Good question. Yes there is a simple argument. Let $P_A$ denote the orthogonal projection matrix $A(A'A)^{-1}A'$ and $M_A=I-P_A$. Then
$$(AX-B)'(AX-B) - B'M_AB = (AX-B)'P_A(AX-B) \succeq 0,$$
where $\succeq 0$ means that the left hand side is positive semidefinite. Hence $X=(A'A)^{-1}A'B$ is the minimizer for both norms.
I'm using the minor simplifying assumptions that $A'A$ is invertible. Should that fail then you can achieve the same result using Moore Penrose inverses.
In response to comment:
If $Y-Z$ is positive semidefinite then $v'(Y-Z)v\geq 0$ for all vectors $v$. So if $v$ is an eigenvector of $Z$ normalized to length one and corresponding to an eigenvalue $\lambda$ then $v'Yv\geq v'Zv=\lambda$. Since this is true for all eigenvectors of $Z$, both the largest eigenvalue of $Z$ and the sum of $Z$'s eigenvalues are less than the corresponding quantities of $Y$.
Suppose $A \in \mathbb{R}^{m \times n} $ there is theorem called the Eckart Young Mirsky Theorem. It states the following
$$A = U \Sigma V^{T} $$
with $ U, V^{T} $ being orthogonal matrices and $ \Sigma $ is a diagonal matrices such with singular values.
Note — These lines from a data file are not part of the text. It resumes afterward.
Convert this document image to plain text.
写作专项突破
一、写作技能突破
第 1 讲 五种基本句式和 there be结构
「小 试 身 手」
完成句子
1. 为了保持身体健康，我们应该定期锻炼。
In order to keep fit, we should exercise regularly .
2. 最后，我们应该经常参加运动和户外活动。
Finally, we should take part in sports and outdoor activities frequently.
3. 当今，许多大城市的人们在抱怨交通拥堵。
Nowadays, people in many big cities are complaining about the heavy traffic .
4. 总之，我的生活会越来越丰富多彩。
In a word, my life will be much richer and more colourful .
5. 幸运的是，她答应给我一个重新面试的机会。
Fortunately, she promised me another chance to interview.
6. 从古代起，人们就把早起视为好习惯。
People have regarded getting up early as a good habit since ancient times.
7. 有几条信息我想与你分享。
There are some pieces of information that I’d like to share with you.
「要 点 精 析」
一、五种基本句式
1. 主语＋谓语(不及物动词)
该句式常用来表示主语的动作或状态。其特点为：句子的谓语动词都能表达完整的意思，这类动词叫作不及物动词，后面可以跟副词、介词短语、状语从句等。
The following is true.
$$A_{k} = \sum_{i=1}^{k} \sigma_{i}u_{i} v_{i}^{t} $$
$$\| A - A_{k} \|_{2} = \| \sum_{i=k+1}^{k} \sigma_{i}u_{i} v_{i}^{t} \| = \sigma_{k+1}$$
Now
$$ \| A^{T}A - X \|_{2} $$
The nearest matrix is rank k approximation under this norm as above then
$$ \| (U\Sigma V^{T})^{T}(U \Sigma V^{T}) - (U_{k}\Sigma_{k}V_{k}^{T})^{T} (U_{k}\Sigma_{k}V_{k}^{T}) \|_{2} $$
$$ \| V\Sigma U U \Sigma V^{T} - V_{k}\Sigma_{k}^{T}U_{k}U_{k}\Sigma_{k}V_{k}^{T} \|_{2} $$
$$ \| V \Sigma^{2} V^{T} - V_{k}\Sigma_{k}^{2}V_{k}^{T} \|_{2} $$
where
$$V_{k} \Sigma_{k}^{2}V_{k}^{2} = \sum_{i=1}^{k} \sigma_{i}^{2} v_{i}v_{i}^{t} $$
Now the expression above showed
$$\| A - A_{k} \|_{2} = \| \sum_{i=k+1}^{k} \sigma_{i}u_{i} v_{i}^{t} \| = \sigma_{k+1}$$
$$ \| A^{T}A -X \| =\| \sum_{i=k+1}^{k} \sigma_{i}^{2} v_{i}v_{i}^{t} \| = \sigma_{k+1}^{2}$$
I believe. This is more or less saying that the solution to the least squares problem is building it iteratively from some eigenspace. That is typically how it works. It doesn't explicitly build the normal equations.
More specifically
$$V\Sigma^{2} V^{T} = V \Lambda V^{T} $$
$$ \| A^{T}A -X \| =\| \sum_{i=k+1}^{k} \lambda_{i} v_{i}v_{i}^{t} \| = \lambda_{k+1} $$
If you follow this as I decomposed the matrix $X$ with $A^{T}A$. All $A^{T}A$ is the nearest matrix made of the eigendecomposition from $X$ Each matrix $A$ is built from a singular value decomposition. The way the SVD works if you read about it is the following.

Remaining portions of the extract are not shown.